The intersections that connect Carlson Drive with H and J Street in East Sacramento are either a cyclist’s nightmare or a daredevil’s dream. Vehicles whiz by at freeway speeds onto streets with obscured traffic lights. Lanes are confusingly split into three separate sections by raised islands. Cyclists battle for already-narrow lanes against encroaching transit busses. Left turns become a biker’s harrowing tale of the day while even pedestrians find themselves scrambling across streets without the security of crosswalks.
Welcome to the Carlson Corridor.
The Carlson Corridor is a critical crossroad that connects traffic from California State University Sacramento and the American River Trail. The volume of daily traffic combined with the unconventional design of the Corridor has led to numerous close calls and near misses, though not everyone has been so lucky. The corridor has laid claim to the lives of two cyclists and a motorist within the past three years.
After over a year of debate and community discussion, city council members will vote Tuesday on whether to authorize city staff to seek federal grant funding for bike and pedestrian safety improvements to the Corridor, including the addition of left turn traffic signals, new crosswalks and other street design changes.

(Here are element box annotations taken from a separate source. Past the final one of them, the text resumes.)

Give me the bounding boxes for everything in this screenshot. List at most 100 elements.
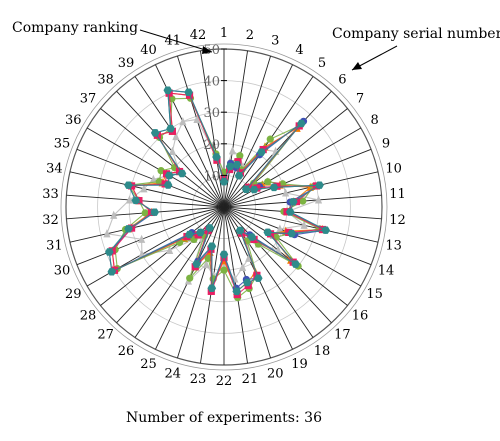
point-29 <box>107 268 117 276</box>
point-34 <box>124 181 133 189</box>
spoke-label-14: 14 <box>378 264 395 279</box>
point-13 <box>300 220 308 229</box>
spoke-label-39: 39 <box>118 56 135 71</box>
point-11 <box>299 197 307 205</box>
point-23 <box>207 284 217 292</box>
point-11 <box>289 198 298 206</box>
spoke-label-22: 22 <box>216 374 233 389</box>
point-25 <box>186 274 194 282</box>
spoke-35 <box>76 148 225 208</box>
radial-tick-40: 40 <box>203 75 220 90</box>
point-3 <box>236 152 244 160</box>
outer-ring-2 <box>60 43 388 371</box>
spoke-label-33: 33 <box>42 187 59 202</box>
spoke-38 <box>116 90 225 208</box>
radial-tick-30: 30 <box>203 106 220 121</box>
radar-grid <box>60 43 388 371</box>
point-24 <box>204 254 212 262</box>
spoke-label-16: 16 <box>352 308 369 323</box>
spoke-label-20: 20 <box>267 366 284 381</box>
spoke-10 <box>223 171 379 208</box>
point-1 <box>219 178 229 186</box>
spoke-41 <box>176 55 225 208</box>
spoke-label-35: 35 <box>54 136 71 151</box>
spoke-label-1: 1 <box>220 26 228 41</box>
spoke-30 <box>76 206 225 266</box>
series-hexagon-2e8b8b <box>105 86 330 296</box>
point-40 <box>163 86 173 94</box>
spoke-28 <box>100 206 225 306</box>
spoke-label-3: 3 <box>271 34 279 49</box>
point-22 <box>219 250 229 259</box>
radial-tick-50: 50 <box>203 43 220 58</box>
point-19 <box>245 253 253 262</box>
point-37 <box>177 169 187 178</box>
spoke-label-7: 7 <box>356 92 364 107</box>
spoke-label-28: 28 <box>80 308 97 323</box>
point-12 <box>285 208 295 216</box>
point-20 <box>243 278 252 287</box>
point-41 <box>193 114 201 124</box>
point-34 <box>140 184 148 193</box>
point-14 <box>287 229 296 238</box>
spoke-9 <box>223 148 372 208</box>
spoke-label-37: 37 <box>80 92 97 107</box>
spoke-16 <box>223 206 348 306</box>
point-4 <box>234 172 244 180</box>
spoke-label-25: 25 <box>140 357 157 372</box>
point-42 <box>212 153 221 161</box>
point-39 <box>172 131 180 141</box>
spoke-labels: 1 2 34567891011121314151617181920212223242… <box>42 26 406 389</box>
spoke-label-13: 13 <box>385 239 402 254</box>
spoke-label-27: 27 <box>97 328 114 343</box>
spoke-label-11: 11 <box>389 187 406 202</box>
spoke-label-42: 42 <box>190 28 207 43</box>
spoke-27 <box>116 206 225 324</box>
point-15 <box>263 228 273 236</box>
point-3 <box>232 161 242 169</box>
point-25 <box>192 260 201 268</box>
point-9 <box>269 183 279 192</box>
point-32 <box>150 208 159 216</box>
spoke-label-30: 30 <box>54 264 71 279</box>
point-5 <box>266 135 274 143</box>
spoke-18 <box>223 206 314 338</box>
spoke-label-5: 5 <box>318 56 326 71</box>
spoke-42 <box>200 50 225 208</box>
spoke-17 <box>223 206 332 324</box>
spoke-36 <box>86 127 225 208</box>
spoke-label-8: 8 <box>371 113 379 128</box>
ranking-annotation: Company ranking <box>12 20 138 36</box>
point-22 <box>220 266 228 274</box>
point-17 <box>247 233 257 241</box>
point-36 <box>165 171 174 180</box>
spoke-label-38: 38 <box>97 72 114 87</box>
spoke-label-4: 4 <box>295 43 303 58</box>
spoke-8 <box>223 127 362 208</box>
spoke-24 <box>176 206 225 359</box>
spoke-label-41: 41 <box>164 34 181 49</box>
point-8 <box>249 185 259 194</box>
spoke-label-26: 26 <box>118 344 135 359</box>
spoke-label-9: 9 <box>382 136 390 151</box>
point-28 <box>185 230 194 239</box>
spoke-39 <box>134 76 225 208</box>
radial-ticks: 10 20 30 40 50 <box>203 43 227 184</box>
point-35 <box>149 174 158 183</box>
spoke-33 <box>66 194 225 208</box>
point-35 <box>163 181 173 189</box>
point-26 <box>205 224 215 232</box>
point-10 <box>282 188 290 197</box>
point-24 <box>202 259 210 268</box>
experiments-label: Number of experiments: 36 <box>126 410 322 426</box>
spoke-label-12: 12 <box>389 213 406 228</box>
spoke-3 <box>223 55 272 208</box>
spoke-label-29: 29 <box>65 287 82 302</box>
point-33 <box>131 196 141 205</box>
spoke-6 <box>223 90 332 208</box>
spoke-12 <box>223 206 382 220</box>
spoke-4 <box>223 64 293 208</box>
spoke-label-32: 32 <box>42 213 59 228</box>
point-32 <box>141 209 149 217</box>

The process to get to the vote was in large part driven by the Sacramento Area Bicycle Advocates. After the second cyclist’s death in April of 2011, SABA began researching the Corridor’s design issues and spoke to locals, including the River Park Neighborhood Association, about their concerns. In a few months, SABA produced a set of recommended changes and teamed up with the RPNA to present the plans to city officials in a meeting in May of 2012.
City staff promised to take action, and the wheels began rolling in May of this year, when the city released four preliminary drafts with proposed changes to the intersections that reflected many of SABA’s recommendations.
Jim Brown, director of SABA, notes that much of the necessary construction’s costs will be significant. Still, rather than seeking separate grants for individual phases, Brown feels it would be more sensible for the city to pursue funding which would address all of SABA’s recommendations. “If [the city] is going to go after grant funding, then they might as well go after grant funding for everything they want to do.”
According to Ed Cox, city of Sacramento’s bicycle and pedestrian coordinator, the city currently has sufficient funds to go ahead with the first part of the plan of adding green paint to existing bicycle lanes – regardless of whether it obtains additional grant funding or not. These changes are supposed to occur sometime later this summer or fall.
The next phase requires heavy construction and the city would need to seek federal funding via Caltrans in order to move forward — hence the vote on Tuesday. If it receives funding, this phase, called “Option B,” would square off Carlson and J Street, add two crosswalks for pedestrians on H and J, and install Sacramento’s first bike boxes, or painted boxes at intersections where bicyclists can congregate ahead of waiting traffic.